Sayur dan Buah sbg makanan sehat
Oleh : warga 69 Beddoe av
Membayangkan makanan sehat, pastilah kita akan tertuju pada makanan seimbang terdiri dari karbohidrat, lemak, protein ditambah sayur dan buah serta susu. Pengetahuan tentang glisemik indek memperkaya wawasan kita dalam memilih makanan sumber karbohidrat yang memungkinkan mencegah penyakit degeneratif seperti diabetes mellitus beserta komplikasinya. Begitu pun dengan penelitian tentang lemak jenuh dan tak jenuh, membawa kita kepada minimalisasi konsumsi lemak buruk bagi penyakit jantung dan pembuluh darah. Tak kalah pentingnya protein, diperlukan kecermatan memilih protein-protein rendah purin agar terhindar dari penumpukan asam urat yang akan mengakibatkan penyakit Gout. Bagaimana dengan sayur dan buah? Selama ini para ahli khususnya ahli nutrisi lebih menitikberatkan kandungan nutrisi (vitamin, mineral, gula, dll) serta banyaknya serat dalam sayur dan buah sebagai inti makanan sehat. Namun seiring kemajuan pengetahuan khususnya bidang kimia bahan tumbuhan/fitokimiawi, terungkaplah adanya kandungan senyawa aktif dalam sayur dan buah yang disebut sebagai phytochemicals/fitokimia. Fitokimia adalah senyawa aktif dalam tumbuhan, yang memiliki banyak macam aktivitas biologis secara farmakologis. Beberapa senyawa tersebut adalah ;
Table 1. Senyawa fitokimia dan khasiatnya
|
Jenis fitokimia |
Khasiat |
|
Lutein & zeakxantin |
Anti katarak dan degenerasi mata |
|
Likofen |
Anti cancer prostat |
|
Indol & sulforafan |
Anti kanker |
|
Quercetin |
Antiinflamasi (antiartritis, gout) |
|
Antosianin & beta karoten |
Anti penuaan |
|
Fenolik |
Anti demensia |
|
Alium |
Antikolesterol & penurun tekanan darah |
|
Asam elagat |
Antikolesterol |
|
Limonen |
Penjaga fungsi paru-paru |
|
Resveratrol |
Antistroke |
Pengetahuan di bidang chemotaxonomy atau adanya kemiripan senyawa kimia dalam tanaman berdasarkan kedudukan dalam taksonomi tumbuhan memudahkan kita mengenali golongan sayur dan buah apa saja yang mengandung senyawa fitokimia tersebut. Tanaman yang masih tergolong satu keluarga/familia pastilah memiliki senyawa entitas familianya.

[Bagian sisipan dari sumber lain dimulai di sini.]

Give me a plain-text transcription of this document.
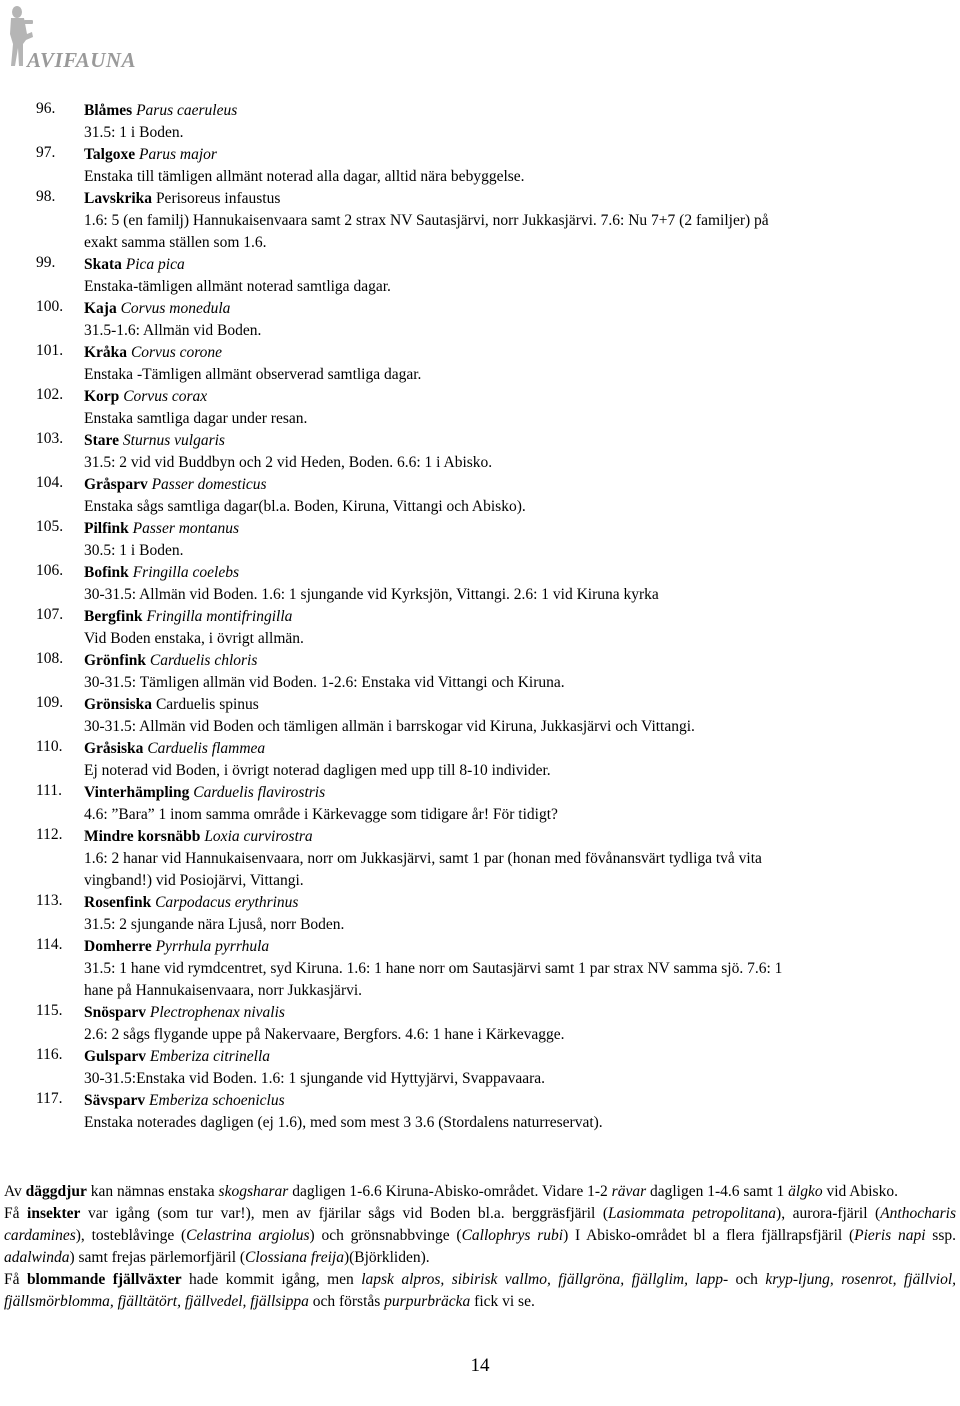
AVIFAUNA
96. Blåmes Parus caeruleus
31.5: 1 i Boden.
97. Talgoxe Parus major
Enstaka till tämligen allmänt noterad alla dagar, alltid nära bebyggelse.
98. Lavskrika Perisoreus infaustus
1.6: 5 (en familj) Hannukaisenvaara samt 2 strax NV Sautasjärvi, norr Jukkasjärvi. 7.6: Nu 7+7 (2 familjer) på
exakt samma ställen som 1.6.
99. Skata Pica pica
Enstaka-tämligen allmänt noterad samtliga dagar.
100. Kaja Corvus monedula
31.5-1.6: Allmän vid Boden.
101. Kråka Corvus corone
Enstaka -Tämligen allmänt observerad samtliga dagar.
102. Korp Corvus corax
Enstaka samtliga dagar under resan.
103. Stare Sturnus vulgaris
31.5: 2 vid vid Buddbyn och 2 vid Heden, Boden. 6.6: 1 i Abisko.
104. Gråsparv Passer domesticus
Enstaka sågs samtliga dagar(bl.a. Boden, Kiruna, Vittangi och Abisko).
105. Pilfink Passer montanus
30.5: 1 i Boden.
106. Bofink Fringilla coelebs
30-31.5: Allmän vid Boden. 1.6: 1 sjungande vid Kyrksjön, Vittangi. 2.6: 1 vid Kiruna kyrka
107. Bergfink Fringilla montifringilla
Vid Boden enstaka, i övrigt allmän.
108. Grönfink Carduelis chloris
30-31.5: Tämligen allmän vid Boden. 1-2.6: Enstaka vid Vittangi och Kiruna.
109. Grönsiska Carduelis spinus
30-31.5: Allmän vid Boden och tämligen allmän i barrskogar vid Kiruna, Jukkasjärvi och Vittangi.
110. Gråsiska Carduelis flammea
Ej noterad vid Boden, i övrigt noterad dagligen med upp till 8-10 individer.
111. Vinterhämpling Carduelis flavirostris
4.6: ”Bara” 1 inom samma område i Kärkevagge som tidigare år! För tidigt?
112. Mindre korsnäbb Loxia curvirostra
1.6: 2 hanar vid Hannukaisenvaara, norr om Jukkasjärvi, samt 1 par (honan med fövånansvärt tydliga två vita
vingband!) vid Posiojärvi, Vittangi.
113. Rosenfink Carpodacus erythrinus
31.5: 2 sjungande nära Ljuså, norr Boden.
114. Domherre Pyrrhula pyrrhula
31.5: 1 hane vid rymdcentret, syd Kiruna. 1.6: 1 hane norr om Sautasjärvi samt 1 par strax NV samma sjö. 7.6: 1
hane på Hannukaisenvaara, norr Jukkasjärvi.
115. Snösparv Plectrophenax nivalis
2.6: 2 sågs flygande uppe på Nakervaare, Bergfors. 4.6: 1 hane i Kärkevagge.
116. Gulsparv Emberiza citrinella
30-31.5:Enstaka vid Boden. 1.6: 1 sjungande vid Hyttyjärvi, Svappavaara.
117. Sävsparv Emberiza schoeniclus
Enstaka noterades dagligen (ej 1.6), med som mest 3 3.6 (Stordalens naturreservat).

Av däggdjur kan nämnas enstaka skogsharar dagligen 1-6.6 Kiruna-Abisko-området. Vidare 1-2 rävar dagligen 1-4.6 samt 1 älgko vid Abisko.

Få insekter var igång (som tur var!), men av fjärilar sågs vid Boden bl.a. berggräsfjäril (Lasiommata petropolitana), aurora-fjäril (Anthocharis cardamines), tosteblåvinge (Celastrina argiolus) och grönsnabbvinge (Callophrys rubi) I Abisko-området bl a flera fjällrapsfjäril (Pieris napi ssp. adalwinda) samt frejas pärlemorfjäril (Clossiana freija)(Björkliden).

Få blommande fjällväxter hade kommit igång, men lapsk alpros, sibirisk vallmo, fjällgröna, fjällglim, lapp- och kryp-ljung, rosenrot, fjällviol, fjällsmörblomma, fjälltätört, fjällvedel, fjällsippa och förstås purpurbräcka fick vi se.

14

Table 2. Senyawa fitokimia dalam sayuran dan buah
|
Keluarga/familia |
Fitokimia yang dikandung |
|
Kubis-kubisan : bokcoy, lettuce, brusselsprouts, kubis, kembang kol, brokoli, sawi, caisim |
Lutein, sulforafan, indol |
|
Terung-terungan : tomat, cabe, paprika; dan melon oranye, semangka, jeruk besar |
Likofen, |
|
Jagung, bayam dan melon oranye |
zeaksantin |
|
Bawang-bawangan : daun bawang chives, loncang, bawang merah, bawang putih, bawang |
allium |
|
Brokoli, sawi, labu, ubi jalar merah, bayam, wortel, apricot, kiwi, pepaya |
Beta karoten |
|
Brokoli, sawi, bawang merah, bawang putih, apel, cherry, pear |
Quercetin |
|
Semua jenis jeruk |
Limonen |
|
Anggur terutama yang merah |
Resveratrol |
|
Semua berry dan kiwi |
Asam elagat, antosianin |
Oleh karena itu jika ingin sehat, terhindar dari berbagai penyakit masa depan, maka perbanyak konsumsi sayur dan buah. Adanya pemanasan sayuran tidak akan mengubah senyawa fitokimia mengingat fitokimia yang dikandung sayuran di atas adalah jenis karotenoid dan flavonoid. Begitu pun adanya penghancuran buah, tidak akan merusak senyawa fitokimia yang ada di dalamnya.
Selamat hidup sehat….salam sayur dan buah.